Suppose $X,Y$ are integrable random variables on some probability space $\newcommand{\calF}{\mathscr{F}}\newcommand{\pp}{\mathbb{P}}(\Omega,\calF,\pp)$ and suppose $\newcommand{\calG}{\mathscr{G}}\calG\subset\calF$ is a $\sigma$-subalgebra. Neither of the two following conditions implies the other:
- $X$ and $Y$ are conditionally independent w.r.t. $\calG$, i.e. $X\;\underset{\calG}{\perp \!\!\!\!\perp}\;Y$,
- $\newcommand{\E}{\mathbf{E}}\E[X\mid \calG]\perp \!\!\!\!\perp\E[Y\mid\calG]$.
(recall that conditional independence of random variables means that for all $A\in\sigma(X)$ and all $B\in\sigma(Y)$, $\E[1_A1_B\mid\calG]=\E[1_A\mid\calG]\cdot\E[1_B\mid\calG]$.) Indeed this question shows that (2) does not imply (1), and this question shows that (1) does not imply (2).
My question concerns the analogue of one of a useful properties of independence: whenever $X,Y$ are integrable and independent, their product is automatically integrable and $$\E[XY]=\E[X]\cdot\E[Y].$$ Let's consider $X$ and $Y$ nonnegative (for simplicity) integrable real random variables conditionally independent w.r.t. $\calG$. It's easy to see that $\E[XY\mid\calG]=\E[X\mid\calG]\cdot\E[Y\mid\calG]$.
Question. does it hold that $XY$ integrable and $\E[XY]=\E[X]\cdot\E[Y]$?
EDIT. I now realize that my question makes no sense: if one takes $\calG=\calF$ then $\E[X\mid\calG]=X$ $\pp$-almost surely (and similarly for $Y$) and there is no reason at all why $XY$ should be integrable.
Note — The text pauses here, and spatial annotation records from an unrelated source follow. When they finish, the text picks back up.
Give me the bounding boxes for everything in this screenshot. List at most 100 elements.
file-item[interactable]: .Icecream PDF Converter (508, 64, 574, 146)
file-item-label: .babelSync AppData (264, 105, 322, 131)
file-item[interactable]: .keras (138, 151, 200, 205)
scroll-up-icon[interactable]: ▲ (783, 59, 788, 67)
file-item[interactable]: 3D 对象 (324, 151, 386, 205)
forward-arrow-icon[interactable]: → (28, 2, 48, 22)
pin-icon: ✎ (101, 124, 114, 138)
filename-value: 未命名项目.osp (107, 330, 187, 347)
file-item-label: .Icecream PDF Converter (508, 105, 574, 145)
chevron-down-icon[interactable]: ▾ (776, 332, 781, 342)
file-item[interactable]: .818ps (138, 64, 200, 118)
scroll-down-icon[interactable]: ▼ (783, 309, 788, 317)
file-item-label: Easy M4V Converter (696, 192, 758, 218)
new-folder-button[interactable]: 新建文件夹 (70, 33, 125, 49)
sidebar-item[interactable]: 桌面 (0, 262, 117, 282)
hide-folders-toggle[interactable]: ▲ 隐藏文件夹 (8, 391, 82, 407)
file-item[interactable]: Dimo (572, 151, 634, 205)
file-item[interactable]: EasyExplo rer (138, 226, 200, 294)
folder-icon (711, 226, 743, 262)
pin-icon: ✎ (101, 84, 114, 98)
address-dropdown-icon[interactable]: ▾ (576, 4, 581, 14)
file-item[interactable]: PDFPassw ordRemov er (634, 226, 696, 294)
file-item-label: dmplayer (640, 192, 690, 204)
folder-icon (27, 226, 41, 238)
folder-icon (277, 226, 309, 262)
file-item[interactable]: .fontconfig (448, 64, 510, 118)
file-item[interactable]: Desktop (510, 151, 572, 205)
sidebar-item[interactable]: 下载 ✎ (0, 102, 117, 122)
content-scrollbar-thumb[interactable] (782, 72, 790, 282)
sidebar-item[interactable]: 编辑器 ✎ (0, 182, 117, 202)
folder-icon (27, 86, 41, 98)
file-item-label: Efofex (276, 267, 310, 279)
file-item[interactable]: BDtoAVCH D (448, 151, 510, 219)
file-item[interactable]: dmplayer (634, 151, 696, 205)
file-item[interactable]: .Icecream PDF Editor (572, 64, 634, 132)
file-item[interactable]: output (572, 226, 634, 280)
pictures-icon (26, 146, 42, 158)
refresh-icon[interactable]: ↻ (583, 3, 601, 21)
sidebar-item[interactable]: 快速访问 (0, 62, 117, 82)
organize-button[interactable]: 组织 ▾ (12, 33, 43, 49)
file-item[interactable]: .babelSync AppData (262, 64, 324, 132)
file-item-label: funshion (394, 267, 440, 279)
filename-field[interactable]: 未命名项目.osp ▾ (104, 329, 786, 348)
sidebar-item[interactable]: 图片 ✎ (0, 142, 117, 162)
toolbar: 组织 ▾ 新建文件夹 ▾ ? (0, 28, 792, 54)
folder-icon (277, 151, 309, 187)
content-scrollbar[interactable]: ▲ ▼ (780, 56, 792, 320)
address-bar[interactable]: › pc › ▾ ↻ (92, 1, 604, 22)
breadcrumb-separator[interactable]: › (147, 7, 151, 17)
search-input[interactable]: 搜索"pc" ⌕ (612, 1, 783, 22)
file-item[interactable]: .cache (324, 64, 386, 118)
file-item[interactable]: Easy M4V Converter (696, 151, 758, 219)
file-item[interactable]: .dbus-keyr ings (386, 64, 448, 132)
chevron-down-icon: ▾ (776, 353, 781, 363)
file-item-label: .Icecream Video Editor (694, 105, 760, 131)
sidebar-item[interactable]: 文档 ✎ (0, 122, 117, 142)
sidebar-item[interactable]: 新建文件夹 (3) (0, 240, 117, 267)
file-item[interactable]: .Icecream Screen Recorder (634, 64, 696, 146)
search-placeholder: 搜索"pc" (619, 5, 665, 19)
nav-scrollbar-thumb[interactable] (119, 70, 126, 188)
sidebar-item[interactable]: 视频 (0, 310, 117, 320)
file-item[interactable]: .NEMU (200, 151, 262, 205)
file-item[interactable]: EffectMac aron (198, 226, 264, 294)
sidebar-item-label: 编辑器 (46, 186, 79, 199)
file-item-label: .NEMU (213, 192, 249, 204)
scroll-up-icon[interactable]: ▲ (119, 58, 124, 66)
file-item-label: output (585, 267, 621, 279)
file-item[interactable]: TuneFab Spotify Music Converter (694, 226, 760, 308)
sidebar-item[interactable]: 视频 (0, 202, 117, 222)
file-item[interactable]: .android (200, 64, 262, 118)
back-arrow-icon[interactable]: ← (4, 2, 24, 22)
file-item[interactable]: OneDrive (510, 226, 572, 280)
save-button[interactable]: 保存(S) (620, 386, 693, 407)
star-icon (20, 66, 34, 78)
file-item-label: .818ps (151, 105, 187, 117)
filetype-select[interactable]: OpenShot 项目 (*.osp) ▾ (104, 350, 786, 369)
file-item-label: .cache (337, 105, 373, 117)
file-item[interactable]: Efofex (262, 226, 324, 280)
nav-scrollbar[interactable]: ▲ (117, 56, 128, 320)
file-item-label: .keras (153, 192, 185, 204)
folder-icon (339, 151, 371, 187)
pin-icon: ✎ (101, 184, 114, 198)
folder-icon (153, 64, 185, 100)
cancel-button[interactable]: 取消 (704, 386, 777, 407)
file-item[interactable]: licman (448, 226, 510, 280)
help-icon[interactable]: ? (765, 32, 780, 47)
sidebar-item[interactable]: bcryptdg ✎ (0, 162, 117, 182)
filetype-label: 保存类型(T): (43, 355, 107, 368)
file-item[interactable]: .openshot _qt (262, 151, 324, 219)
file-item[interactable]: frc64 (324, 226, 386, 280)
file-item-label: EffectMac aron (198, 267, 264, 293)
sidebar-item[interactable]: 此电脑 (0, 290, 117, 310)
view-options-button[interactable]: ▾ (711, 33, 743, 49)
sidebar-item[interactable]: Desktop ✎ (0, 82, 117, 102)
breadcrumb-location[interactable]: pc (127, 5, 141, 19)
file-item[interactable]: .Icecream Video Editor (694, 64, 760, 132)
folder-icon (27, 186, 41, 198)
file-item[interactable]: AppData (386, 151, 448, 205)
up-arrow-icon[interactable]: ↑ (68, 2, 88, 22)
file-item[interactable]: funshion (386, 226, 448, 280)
I guess the question then becomes: what makes $\calG_0=\{\emptyset,\Omega\}$ special among $\sigma$-subalgebras of $\calF$? Is it simply the fact that conditional expectation w.r.t. $\calG_0$ produces (almost surely) constant functions?
Proof of $\,\E[XY\mid\calG]=\E[X\mid\calG]\cdot\E[Y\mid\calG]$. Let us set $$\left\{\begin{array}{rcl} \displaystyle X_n & = & \sum_{0\leq k< n2^n}\frac{k}{2^n}1_{A_{k,n}},\quad A_{k,n}=\Big[k2^{-n}\leq X< (k+1)2^{-n}\Big]\\ \displaystyle Y_n & = & \sum_{0\leq k< n2^n}\frac{k}{2^n}1_{B_{k,n}},\quad B_{k,n}=\Big[k2^{-n}\leq Y< (k+1)2^{-n}\Big] \end{array}\right.$$ Since $X,Y$ are assumed integrable they are almost surely finite and so $0\leq X_n\nearrow X$, $0\leq Y_n\nearrow Y$ as well as $0\leq X_nY_n\nearrow XY$ almost surely. By the conditional monotone convergence theorem we get almost sure convergences $$\left\{\begin{array}{ccccc} \displaystyle 0 & \leq & \E[X_n\mid\calG] & \nearrow & \E[X\mid\calG]\\ \displaystyle 0 & \leq & \E[Y_n\mid\calG] & \nearrow & \E[Y\mid\calG]\\ \displaystyle 0 & \leq & \E[X_nY_n\mid\calG] & \nearrow & \E[XY\mid\calG] \end{array}\right.$$ Now for all $n$, $$X_nY_n=\sum_{0\leq k < n2^n}\sum_{0\leq l < n2^n}kl 1_{A_{k,n}}1_{B_{l,n}}$$ and so, by conditional independence w.r.t. $\calG$, $$\begin{array}{rcl} \E[X_nY_n\mid\calG] & = & \displaystyle\sum_{0\leq k < n2^n}\sum_{0\leq l < n2^n}kl\cdot\E[1_{A_{k,n}}1_{B_{l,n}}\mid\calG]\\ & \overset{\pp\text{-a.s.}}= & \displaystyle\sum_{0\leq k < n2^n}\sum_{0\leq l < n2^n}kl\cdot\E[1_{A_{k,n}}\mid\calG]\cdot\E[1_{B_{l,n}}\mid\calG]\\ & = & \displaystyle \E[X_n\mid\calG]\cdot\E[Y_n\mid\calG] \end{array}$$ Letting $n\to+\infty$ we get $\E[XY\mid\calG]=\E[X\mid\calG]\cdot\E[Y\mid\calG]~$ $\pp$-almost surely.